Amy had a large mouth, appealing at age twenty-one, but one that Jack thought would be grotesque by age forty. She had a straightforward relish in telling her Gidean tale that frightened Jack. He wondered if she could be capable of great unconscious cruelty, or rather unable to see it as anything other than a pretext for a spicy anecdote.
And what had happened to Will’s wife? Was Alex burning all his letters now? He was changing his shirt every day—had he bought new
ones?
The first time Jack and Will were alone, Jack asked him.
“I called Alex,” Will said, “and told her that I was having a midlife crisis early and that I was staying with you in town for the next few weeks.
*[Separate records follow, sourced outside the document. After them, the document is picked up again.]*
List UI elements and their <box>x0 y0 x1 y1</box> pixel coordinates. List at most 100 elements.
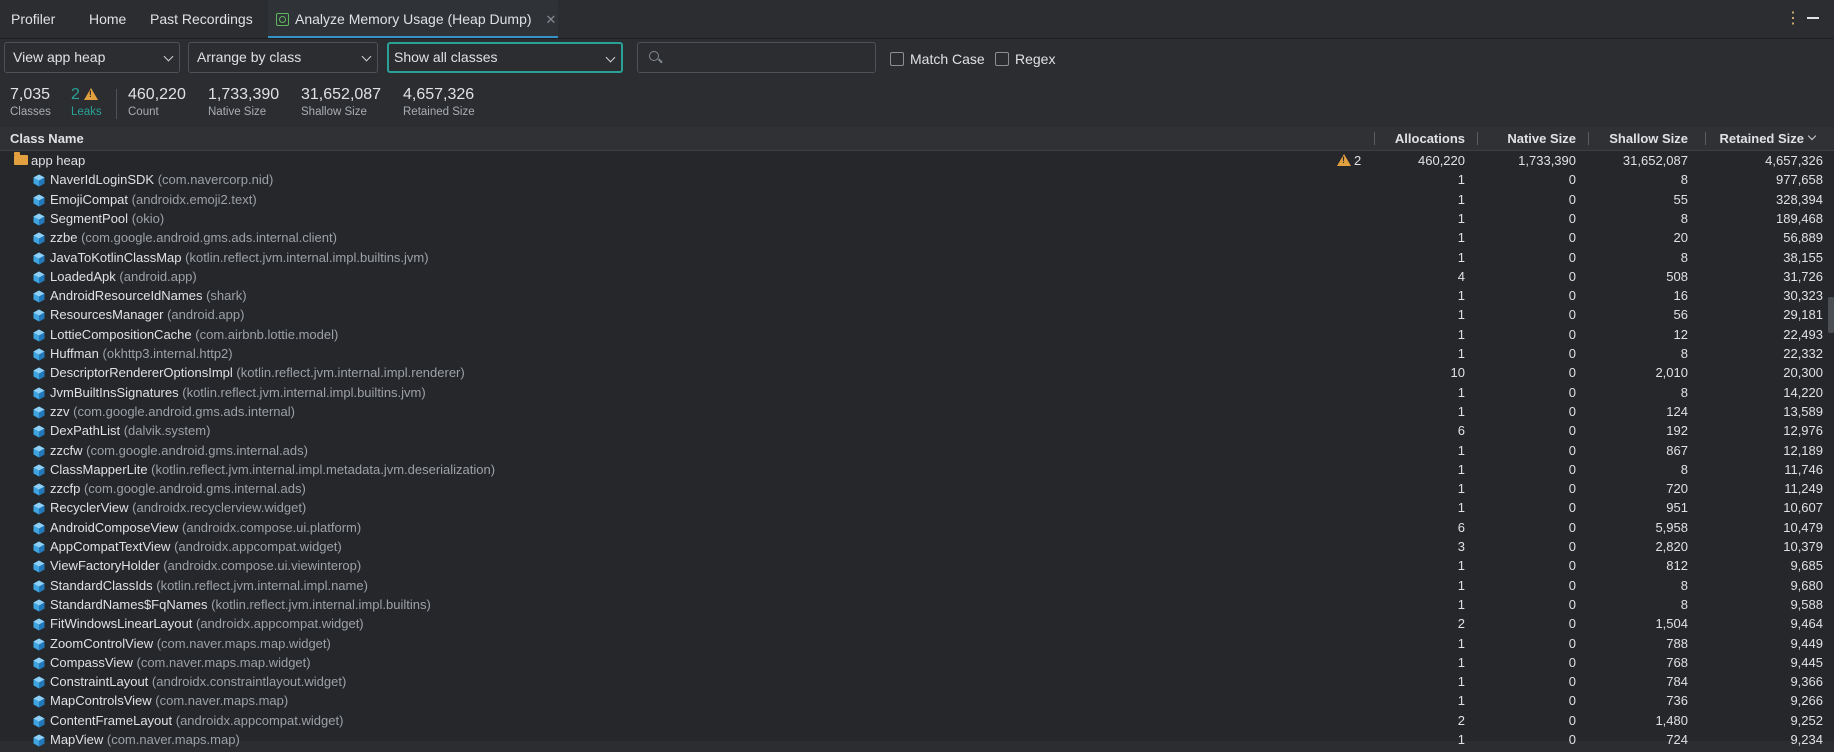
table-row[interactable]: AndroidResourceIdNames (shark) 1 0 16 30,323 <box>0 286 1834 305</box>
table-row[interactable]: ContentFrameLayout (androidx.appcompat.w… <box>0 711 1834 730</box>
native-size-cell: 0 <box>1568 230 1576 246</box>
table-row-app-heap[interactable]: app heap 2 460,220 1,733,390 31,652,087 … <box>0 151 1834 170</box>
stat-leaks[interactable]: 2 Leaks <box>71 85 102 119</box>
table-row[interactable]: RecyclerView (androidx.recyclerview.widg… <box>0 498 1834 517</box>
table-row[interactable]: LoadedApk (android.app) 4 0 508 31,726 <box>0 267 1834 286</box>
table-row[interactable]: zzbe (com.google.android.gms.ads.interna… <box>0 228 1834 247</box>
shallow-size-cell: 720 <box>1666 481 1688 497</box>
allocations-cell: 1 <box>1457 172 1465 188</box>
allocations-cell: 4 <box>1457 268 1465 284</box>
table-row[interactable]: JvmBuiltInsSignatures (kotlin.reflect.jv… <box>0 383 1834 402</box>
class-icon <box>33 675 45 689</box>
retained-size-cell: 9,588 <box>1790 596 1823 612</box>
table-row[interactable]: MapView (com.naver.maps.map) 1 0 724 9,234 <box>0 730 1834 749</box>
stat-value: 4,657,326 <box>403 86 475 103</box>
table-row[interactable]: SegmentPool (okio) 1 0 8 189,468 <box>0 209 1834 228</box>
allocations-cell: 1 <box>1457 577 1465 593</box>
tab-past-recordings[interactable]: Past Recordings <box>150 0 253 38</box>
class-name: AndroidResourceIdNames <box>50 288 203 304</box>
checkbox-box[interactable] <box>995 52 1009 66</box>
stat-label: Retained Size <box>403 106 475 118</box>
heap-select[interactable]: View app heap <box>4 42 180 73</box>
table-row[interactable]: FitWindowsLinearLayout (androidx.appcomp… <box>0 614 1834 633</box>
column-divider[interactable] <box>1705 132 1706 145</box>
column-divider[interactable] <box>1374 132 1375 145</box>
class-icon <box>33 540 45 554</box>
class-name-cell: LoadedApk (android.app) <box>50 267 197 286</box>
native-size-cell: 0 <box>1568 693 1576 709</box>
class-icon <box>33 733 45 747</box>
minimize-icon[interactable] <box>1807 17 1819 19</box>
table-row[interactable]: CompassView (com.naver.maps.map.widget) 1… <box>0 653 1834 672</box>
table-row[interactable]: StandardNames$FqNames (kotlin.reflect.jv… <box>0 595 1834 614</box>
class-name: zzcfw <box>50 442 83 458</box>
table-row[interactable]: DexPathList (dalvik.system) 6 0 192 12,976 <box>0 421 1834 440</box>
sort-descending-icon[interactable] <box>1807 131 1817 141</box>
class-name-cell: RecyclerView (androidx.recyclerview.widg… <box>50 498 306 517</box>
table-row[interactable]: EmojiCompat (androidx.emoji2.text) 1 0 55 32… <box>0 190 1834 209</box>
column-divider[interactable] <box>1588 132 1589 145</box>
class-name-cell: ConstraintLayout (androidx.constraintlay… <box>50 672 346 691</box>
table-row[interactable]: MapControlsView (com.naver.maps.map) 1 0 73… <box>0 691 1834 710</box>
class-name-cell: JavaToKotlinClassMap (kotlin.reflect.jvm… <box>50 248 429 267</box>
table-row[interactable]: AndroidComposeView (androidx.compose.ui.… <box>0 518 1834 537</box>
table-row[interactable]: AppCompatTextView (androidx.appcompat.wi… <box>0 537 1834 556</box>
retained-size-cell: 10,607 <box>1783 500 1823 516</box>
column-header-retained-size[interactable]: Retained Size <box>1707 127 1804 150</box>
shallow-size-cell: 784 <box>1666 674 1688 690</box>
table-row[interactable]: ViewFactoryHolder (androidx.compose.ui.v… <box>0 556 1834 575</box>
table-row[interactable]: JavaToKotlinClassMap (kotlin.reflect.jvm… <box>0 248 1834 267</box>
table-row[interactable]: zzv (com.google.android.gms.ads.internal… <box>0 402 1834 421</box>
class-icon <box>33 173 45 187</box>
retained-size-cell: 9,464 <box>1790 616 1823 632</box>
shallow-size-cell: 2,010 <box>1655 365 1688 381</box>
vertical-scrollbar[interactable] <box>1828 297 1834 333</box>
class-name: NaverIdLoginSDK <box>50 172 155 188</box>
class-package: (com.naver.maps.map.widget) <box>136 654 311 670</box>
table-row[interactable]: LottieCompositionCache (com.airbnb.lotti… <box>0 325 1834 344</box>
allocations-cell: 1 <box>1457 558 1465 574</box>
class-table: Class Name Allocations Native Size Shall… <box>0 127 1834 747</box>
table-row[interactable]: zzcfw (com.google.android.gms.internal.a… <box>0 441 1834 460</box>
tab-home[interactable]: Home <box>89 0 126 38</box>
class-name-cell: zzcfw (com.google.android.gms.internal.a… <box>50 441 308 460</box>
table-row[interactable]: ZoomControlView (com.naver.maps.map.widg… <box>0 634 1834 653</box>
table-row[interactable]: ResourcesManager (android.app) 1 0 56 29,181 <box>0 305 1834 324</box>
tab-profiler[interactable]: Profiler <box>11 0 55 38</box>
search-field[interactable] <box>637 42 876 73</box>
search-input[interactable] <box>668 47 872 71</box>
allocations-cell: 6 <box>1457 519 1465 535</box>
class-icon <box>33 482 45 496</box>
table-row[interactable]: ClassMapperLite (kotlin.reflect.jvm.inte… <box>0 460 1834 479</box>
allocations-cell: 1 <box>1457 693 1465 709</box>
shallow-size-cell: 8 <box>1680 346 1688 361</box>
shallow-size-cell: 2,820 <box>1655 539 1688 554</box>
column-header-class-name[interactable]: Class Name <box>10 127 84 150</box>
table-row[interactable]: DescriptorRendererOptionsImpl (kotlin.re… <box>0 363 1834 382</box>
stat-label: Native Size <box>208 106 267 118</box>
table-row[interactable]: StandardClassIds (kotlin.reflect.jvm.int… <box>0 576 1834 595</box>
column-divider[interactable] <box>1477 132 1478 145</box>
arrange-select[interactable]: Arrange by class <box>188 42 378 73</box>
column-header-allocations[interactable]: Allocations <box>1376 127 1465 150</box>
close-icon[interactable]: ✕ <box>546 12 557 27</box>
native-size-cell: 0 <box>1568 674 1576 690</box>
table-row[interactable]: zzcfp (com.google.android.gms.internal.a… <box>0 479 1834 498</box>
checkbox-box[interactable] <box>890 52 904 66</box>
column-header-shallow-size[interactable]: Shallow Size <box>1590 127 1688 150</box>
shallow-size-cell: 5,958 <box>1655 519 1688 535</box>
heap-dump-icon <box>276 13 289 26</box>
table-row[interactable]: NaverIdLoginSDK (com.navercorp.nid) 1 0 8 97… <box>0 170 1834 189</box>
allocations-cell: 1 <box>1457 288 1465 304</box>
class-icon <box>33 501 45 515</box>
table-row[interactable]: Huffman (okhttp3.internal.http2) 1 0 8 22,33… <box>0 344 1834 363</box>
retained-size-cell: 30,323 <box>1783 288 1823 304</box>
table-row[interactable]: ConstraintLayout (androidx.constraintlay… <box>0 672 1834 691</box>
class-filter-select[interactable]: Show all classes <box>387 42 623 73</box>
match-case-checkbox[interactable]: Match Case <box>890 51 985 67</box>
column-header-native-size[interactable]: Native Size <box>1480 127 1576 150</box>
class-name-cell: SegmentPool (okio) <box>50 209 164 228</box>
more-options-icon[interactable]: ⋮ <box>1785 10 1801 28</box>
tab-analyze-memory-usage[interactable]: Analyze Memory Usage (Heap Dump) ✕ <box>268 0 558 38</box>
regex-checkbox[interactable]: Regex <box>995 51 1055 67</box>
By the way, I should be paying half your rent.”
“Okay,” Jack said automatically. “But how did Alex react?”
“She pretended to be understanding, then called me at work in tears and asked me if I wanted a divorce.”
“Do you?”
“For Chrissake, I just want a holiday from my life.”
“Would you ever consent to inviting Alex along to one of your wife-swapping parties?”
“Are you crazy?” Will asked. “I’m never going to another one. I’m just happy I met Amy.”
“And is Amy happy?”
“Doesn’t she seem happy to you?”
Jack noticed that Will and Amy went through a lot of scotch. Rupert reported that he’d had a long, cozy chat with Amy, and she’d admitted that she’d just dropped out of Sarah Lawrence for the semester. She had gone to the dean the previous week, told him she was having emotional problems, and shown him the letter her psychiatrist had written for the occasion.
“So she thinks she’s learning a lot about life and literature from Will, more than she’d ever learn at school.”
“Life and literature,” Jack exclaimed, “two things Will knows nothing about! He never reads except to thrum through a novel by someone he conceives of as the competition.”
Rupert said, “Isn’t it strange how heterosexuals see competition and rivals everywhere? Meanwhile, gays never play team sports, although we’re good at running, tennis, swimming.”